Plate tectonics drive the continuous exchange of material between Earth's crust and mantle. Subduction adds crustal materials to the mantle, which influence the composition of erupted lavas at mid-ocean ridges. Because chemical and physical processes in the mantle change over time as a response to the availability of oxygen, the redox state of mid-ocean ridge basalts may trace the history of recycling between crust and mantle. Cottrell and Kelley (p. 1314, published online 2 May) analyzed the relation between the oxidation state of iron in a global suite of mid-ocean ridge basalts and tracers for mantle source composition. Over tectonic time scales, the recycling of reduced carbon in ancient crustal sediments may result in the preservation of more reduced zones in the mantle.

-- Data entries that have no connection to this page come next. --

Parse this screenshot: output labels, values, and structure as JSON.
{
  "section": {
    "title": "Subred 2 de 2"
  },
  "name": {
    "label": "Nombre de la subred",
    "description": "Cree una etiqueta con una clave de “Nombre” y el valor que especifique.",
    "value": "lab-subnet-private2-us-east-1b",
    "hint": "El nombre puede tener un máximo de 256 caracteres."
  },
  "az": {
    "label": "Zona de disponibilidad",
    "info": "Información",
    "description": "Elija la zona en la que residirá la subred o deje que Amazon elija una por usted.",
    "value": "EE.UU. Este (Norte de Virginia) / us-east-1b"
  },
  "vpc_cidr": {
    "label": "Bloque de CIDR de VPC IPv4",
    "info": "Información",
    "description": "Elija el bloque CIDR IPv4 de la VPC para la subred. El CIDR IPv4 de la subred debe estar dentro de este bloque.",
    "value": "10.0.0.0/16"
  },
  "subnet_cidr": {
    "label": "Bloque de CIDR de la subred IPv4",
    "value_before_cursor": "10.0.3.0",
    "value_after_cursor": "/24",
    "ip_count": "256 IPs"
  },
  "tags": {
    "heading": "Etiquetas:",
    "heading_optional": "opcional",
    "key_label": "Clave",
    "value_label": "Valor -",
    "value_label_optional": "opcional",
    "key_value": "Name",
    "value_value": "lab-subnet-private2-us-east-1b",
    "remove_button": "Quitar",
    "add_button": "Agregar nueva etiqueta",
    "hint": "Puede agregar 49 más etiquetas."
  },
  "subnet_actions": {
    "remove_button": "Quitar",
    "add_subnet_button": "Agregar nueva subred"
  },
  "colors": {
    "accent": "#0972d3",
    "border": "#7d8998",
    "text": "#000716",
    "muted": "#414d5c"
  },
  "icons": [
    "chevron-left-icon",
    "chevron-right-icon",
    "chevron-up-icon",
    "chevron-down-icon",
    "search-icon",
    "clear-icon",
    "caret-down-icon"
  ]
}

The oxidation state of Earth’s upper mantle both influences and records mantle evolution, but systematic fine-scale variations in upper mantle oxidation state have not previously been recognized in mantle-derived lavas from mid-ocean ridges. Through a global survey of mid-ocean ridge basalt glasses, we show that mantle oxidation state varies systematically as a function of mantle source composition. Negative correlations between Fe3+/ΣFe ratios and indices of mantle enrichment—such as 87Sr/86Sr, 208Pb/204Pb, Ba/La, and Nb/Zr ratios—reveal that enriched mantle is more reduced than depleted mantle. Because carbon may act to simultaneously reduce iron and generate melts that share geochemical traits with our reduced samples, we propose that carbon creates magmas at ridges that are reduced and enriched.